A newly discovered treasure…Videos of him playing on youtube. Ten years later. There he is. Tall, handsome, his crop of curly blonde hair marking his place on the stage.

Oh, what a treasure that is to see him swaying to the music, his bow streaming from side to side, his hands blurred in motion. I see his eyes closed, deep in a trance allowing the music to take him to places only he can know. This treasure remains, long after he is gone.

To see him play once more. My heart aches at the memory of his song.


An instrument left behind.

Made with His hands.

His Labor.

His Love.

Corry cello, 2 Corry cello, 1

An appraisal gives it a price tag. Yet, this appraisal holds additional meaning for me. It is confirmation of my brother’s life. The Value of his life. I celebrate that another person values this treasure, too. They do not know how deeply thankful I am to have someone else value his talent, his skill, his life.
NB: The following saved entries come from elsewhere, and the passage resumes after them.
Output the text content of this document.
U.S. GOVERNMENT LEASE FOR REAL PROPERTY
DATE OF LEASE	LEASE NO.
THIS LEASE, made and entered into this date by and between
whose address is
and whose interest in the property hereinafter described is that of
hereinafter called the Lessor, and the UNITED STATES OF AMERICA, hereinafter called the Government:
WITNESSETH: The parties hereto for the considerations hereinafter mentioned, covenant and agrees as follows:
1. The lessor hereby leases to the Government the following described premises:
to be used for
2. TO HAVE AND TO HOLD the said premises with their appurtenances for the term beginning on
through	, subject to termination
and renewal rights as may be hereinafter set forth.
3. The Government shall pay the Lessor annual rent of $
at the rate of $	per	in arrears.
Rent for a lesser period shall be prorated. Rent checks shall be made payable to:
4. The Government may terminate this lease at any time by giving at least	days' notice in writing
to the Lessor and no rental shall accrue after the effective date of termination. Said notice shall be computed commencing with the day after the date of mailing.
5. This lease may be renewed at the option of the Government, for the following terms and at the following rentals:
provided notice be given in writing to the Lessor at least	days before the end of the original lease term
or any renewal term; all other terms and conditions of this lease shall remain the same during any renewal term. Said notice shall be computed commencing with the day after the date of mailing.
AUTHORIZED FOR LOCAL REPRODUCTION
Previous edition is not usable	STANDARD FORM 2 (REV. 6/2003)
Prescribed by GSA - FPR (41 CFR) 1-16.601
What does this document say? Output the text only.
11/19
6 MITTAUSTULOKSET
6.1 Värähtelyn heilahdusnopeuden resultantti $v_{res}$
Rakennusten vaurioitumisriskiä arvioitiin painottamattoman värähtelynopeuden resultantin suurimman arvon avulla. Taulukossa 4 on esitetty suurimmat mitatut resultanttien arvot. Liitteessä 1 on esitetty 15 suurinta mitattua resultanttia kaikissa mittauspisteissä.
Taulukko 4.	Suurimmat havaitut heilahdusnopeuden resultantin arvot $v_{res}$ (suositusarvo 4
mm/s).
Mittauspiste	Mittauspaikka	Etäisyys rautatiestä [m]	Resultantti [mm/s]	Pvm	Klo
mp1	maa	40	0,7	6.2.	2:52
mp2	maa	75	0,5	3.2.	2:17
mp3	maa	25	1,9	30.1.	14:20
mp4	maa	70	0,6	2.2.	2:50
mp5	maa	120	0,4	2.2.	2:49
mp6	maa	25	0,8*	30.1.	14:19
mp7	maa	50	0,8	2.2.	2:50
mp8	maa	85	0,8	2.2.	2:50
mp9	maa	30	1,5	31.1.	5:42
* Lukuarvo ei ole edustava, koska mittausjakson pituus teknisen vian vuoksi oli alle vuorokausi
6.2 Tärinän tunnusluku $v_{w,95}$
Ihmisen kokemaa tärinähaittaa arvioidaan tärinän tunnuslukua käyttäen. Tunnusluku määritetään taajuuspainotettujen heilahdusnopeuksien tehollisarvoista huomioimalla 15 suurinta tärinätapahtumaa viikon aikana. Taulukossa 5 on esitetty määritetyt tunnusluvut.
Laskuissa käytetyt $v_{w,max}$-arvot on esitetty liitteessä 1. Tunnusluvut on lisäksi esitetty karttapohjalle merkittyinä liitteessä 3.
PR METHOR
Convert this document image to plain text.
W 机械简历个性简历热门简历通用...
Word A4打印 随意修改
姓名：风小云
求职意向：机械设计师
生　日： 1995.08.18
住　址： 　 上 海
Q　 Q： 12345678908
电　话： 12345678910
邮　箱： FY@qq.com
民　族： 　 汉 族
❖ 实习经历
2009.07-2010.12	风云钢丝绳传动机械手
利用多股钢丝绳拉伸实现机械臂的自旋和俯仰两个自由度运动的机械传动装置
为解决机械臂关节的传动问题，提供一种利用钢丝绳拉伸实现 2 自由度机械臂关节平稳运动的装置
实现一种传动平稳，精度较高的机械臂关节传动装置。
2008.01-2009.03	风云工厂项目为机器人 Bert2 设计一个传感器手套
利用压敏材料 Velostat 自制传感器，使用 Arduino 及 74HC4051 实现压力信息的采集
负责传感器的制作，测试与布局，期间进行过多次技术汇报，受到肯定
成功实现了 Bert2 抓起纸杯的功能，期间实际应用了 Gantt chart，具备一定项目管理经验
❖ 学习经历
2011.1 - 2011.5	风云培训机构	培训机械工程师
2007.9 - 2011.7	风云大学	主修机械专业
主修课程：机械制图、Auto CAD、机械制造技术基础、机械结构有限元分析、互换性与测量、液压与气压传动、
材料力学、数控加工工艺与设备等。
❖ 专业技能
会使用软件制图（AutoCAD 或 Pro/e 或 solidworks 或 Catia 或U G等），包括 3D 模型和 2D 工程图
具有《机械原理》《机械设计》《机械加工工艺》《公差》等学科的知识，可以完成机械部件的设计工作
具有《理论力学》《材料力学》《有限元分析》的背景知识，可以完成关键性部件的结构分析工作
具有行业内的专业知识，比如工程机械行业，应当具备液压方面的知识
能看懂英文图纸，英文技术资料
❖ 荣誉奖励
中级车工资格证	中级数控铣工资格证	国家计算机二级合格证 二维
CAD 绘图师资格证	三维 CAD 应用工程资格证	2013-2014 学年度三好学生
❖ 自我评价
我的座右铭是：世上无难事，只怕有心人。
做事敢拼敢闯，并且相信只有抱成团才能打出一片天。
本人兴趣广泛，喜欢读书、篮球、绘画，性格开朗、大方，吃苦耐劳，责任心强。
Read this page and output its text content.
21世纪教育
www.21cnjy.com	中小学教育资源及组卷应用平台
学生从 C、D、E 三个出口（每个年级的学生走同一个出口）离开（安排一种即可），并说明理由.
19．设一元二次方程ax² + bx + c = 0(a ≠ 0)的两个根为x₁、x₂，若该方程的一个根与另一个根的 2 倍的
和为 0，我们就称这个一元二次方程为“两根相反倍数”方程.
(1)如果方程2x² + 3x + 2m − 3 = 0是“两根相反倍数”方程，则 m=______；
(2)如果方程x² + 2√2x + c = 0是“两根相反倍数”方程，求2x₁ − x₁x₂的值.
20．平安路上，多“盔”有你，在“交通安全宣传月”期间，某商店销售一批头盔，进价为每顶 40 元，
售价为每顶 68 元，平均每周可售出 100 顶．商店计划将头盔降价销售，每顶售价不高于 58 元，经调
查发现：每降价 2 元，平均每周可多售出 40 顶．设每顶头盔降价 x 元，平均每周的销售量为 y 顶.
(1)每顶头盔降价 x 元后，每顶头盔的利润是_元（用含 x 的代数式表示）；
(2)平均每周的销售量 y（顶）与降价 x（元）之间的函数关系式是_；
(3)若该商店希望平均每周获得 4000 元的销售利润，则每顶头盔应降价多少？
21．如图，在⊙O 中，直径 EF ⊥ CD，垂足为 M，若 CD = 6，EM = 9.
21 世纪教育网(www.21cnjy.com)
With passion, he once detailed the story of crafting his cello. Bringing pieces together. Carefully mixing varnish in the dim light of the workshop. Cello hanging from the ceiling like a bunch of flowers hanging to dry. Workbenches lining the walls, stools scattered. Smells of wood and varnish wafting. Focus, intensity, passion, and deep respect palpable through his words.

I imagine Corry hovering over his craft, pouring his heart and soul into what would become evidence of his existence.

Corry’s cello remains, ten years after he has left this world. His cello remains.

I am deeply thankful he left his treasures behind. To hold for him. To be proud of him still. To remember him.

Corry, thank you for your treasures.